I got into the car when the kid hired me to watch his wife. He had the idea she was seeing someone else, and he got my name from Mama Wong, where he used to eat during his late shift. He told me there probably wasn’t anything to it, but he just wanted to be sure, you know. It didn’t take me long to find out what his wife was doing. She had a girlfriend in the same apartment house. I watched and listened for a few days, but I didn’t want to just go back and tell the kid his wife was making it with a woman-I figured there was more to the story.
I approached the wife one night while the kid was at work. I knew she always waited a couple of hours before she went upstairs to her girlfriend, so I just knocked on the door.
“Yes, who is it?”
“My name is Burke, ma’am. I’m here about your husband.”
She flung open the door, quick as a shot. She was wearing an old bathrobe, but her face was all made up.
“What is it? What’s happened? Is he…?”
“Your husband’s okay, Mrs. Jefko. I’ve been doing some work for him and I have to talk to you about it.”

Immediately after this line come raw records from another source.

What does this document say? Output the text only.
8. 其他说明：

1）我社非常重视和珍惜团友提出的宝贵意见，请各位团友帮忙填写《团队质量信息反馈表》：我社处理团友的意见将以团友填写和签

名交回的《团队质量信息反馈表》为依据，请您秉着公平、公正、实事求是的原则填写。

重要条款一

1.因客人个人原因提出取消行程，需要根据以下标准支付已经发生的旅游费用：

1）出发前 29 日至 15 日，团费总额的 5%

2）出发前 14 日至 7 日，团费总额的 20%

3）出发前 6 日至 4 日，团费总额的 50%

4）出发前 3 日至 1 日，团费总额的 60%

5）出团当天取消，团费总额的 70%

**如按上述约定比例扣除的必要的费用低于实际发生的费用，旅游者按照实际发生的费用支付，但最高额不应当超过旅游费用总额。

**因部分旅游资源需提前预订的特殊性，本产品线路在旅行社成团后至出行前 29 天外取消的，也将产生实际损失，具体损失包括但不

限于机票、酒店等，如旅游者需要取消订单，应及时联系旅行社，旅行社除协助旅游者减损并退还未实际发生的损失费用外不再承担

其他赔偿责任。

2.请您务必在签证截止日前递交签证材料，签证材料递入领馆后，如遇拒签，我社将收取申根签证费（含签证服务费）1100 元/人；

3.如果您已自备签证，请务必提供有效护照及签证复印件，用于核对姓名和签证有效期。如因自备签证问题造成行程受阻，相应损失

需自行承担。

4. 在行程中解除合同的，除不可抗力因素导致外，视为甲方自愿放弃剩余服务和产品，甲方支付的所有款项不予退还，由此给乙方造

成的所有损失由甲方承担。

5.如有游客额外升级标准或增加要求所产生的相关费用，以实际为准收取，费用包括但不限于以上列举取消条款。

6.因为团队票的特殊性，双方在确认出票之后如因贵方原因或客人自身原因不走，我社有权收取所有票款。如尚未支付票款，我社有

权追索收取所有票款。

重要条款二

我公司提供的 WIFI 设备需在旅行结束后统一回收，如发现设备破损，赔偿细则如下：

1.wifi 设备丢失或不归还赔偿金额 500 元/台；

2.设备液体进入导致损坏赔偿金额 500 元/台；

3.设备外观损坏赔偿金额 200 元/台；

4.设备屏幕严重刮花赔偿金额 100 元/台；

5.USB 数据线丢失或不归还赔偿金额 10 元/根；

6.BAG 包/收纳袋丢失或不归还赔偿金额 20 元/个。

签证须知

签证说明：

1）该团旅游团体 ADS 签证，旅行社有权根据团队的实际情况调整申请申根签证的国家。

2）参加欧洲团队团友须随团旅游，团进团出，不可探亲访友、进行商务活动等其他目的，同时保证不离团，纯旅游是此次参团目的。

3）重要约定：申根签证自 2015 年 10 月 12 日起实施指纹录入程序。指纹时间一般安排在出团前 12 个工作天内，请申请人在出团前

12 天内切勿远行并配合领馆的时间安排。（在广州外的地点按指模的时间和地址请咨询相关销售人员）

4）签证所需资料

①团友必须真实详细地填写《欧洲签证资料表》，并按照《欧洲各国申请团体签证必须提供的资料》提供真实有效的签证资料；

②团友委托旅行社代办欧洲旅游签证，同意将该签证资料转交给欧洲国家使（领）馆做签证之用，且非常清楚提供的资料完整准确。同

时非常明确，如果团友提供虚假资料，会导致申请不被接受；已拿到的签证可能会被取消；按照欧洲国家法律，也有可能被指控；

“Look, if it’s about that damn car, you’ll have to see him. I don’t-”
“It’s not actually about the car, ma’am. May I please come in for a minute?”
She looked me over carefully, shrugged, turned her back, and started walking toward the living room. I followed her but I walked past the entrance to the living room and sat down at the kitchen table. She fumbled for her cigarettes on top of the refrigerator and sat down facing me.
“Mrs. Jefko, I’m a private investigator. Your husband hired me to…”
“To fucking check on me, right? I knew he would. Marie said he would sooner or later.”
“Not to check on you, ma’am. He knew you were unhappy, and he thought that maybe something was wrong with you, something medical maybe, that you weren’t telling him about. He was concerned about you, that’s all.”
She started to laugh but she was out of practice. “Concerned about me. What a beautiful word-concerned. All he cares about is that fucking car and the millions and millions of dollars he’s going to make with it someday.”
“You know why he wants all that money, Mrs. Jefko?”
“No. I know why he says he wants the money. For me, right? What bullshit-he don’t care about me any more than I care about that car. He never talks to me, never looks at what I wear, doesn’t want to do nothing with me anymore. Marie says-”
“I know what Marie says.”
“How could you know? You got the phone tapped or something?”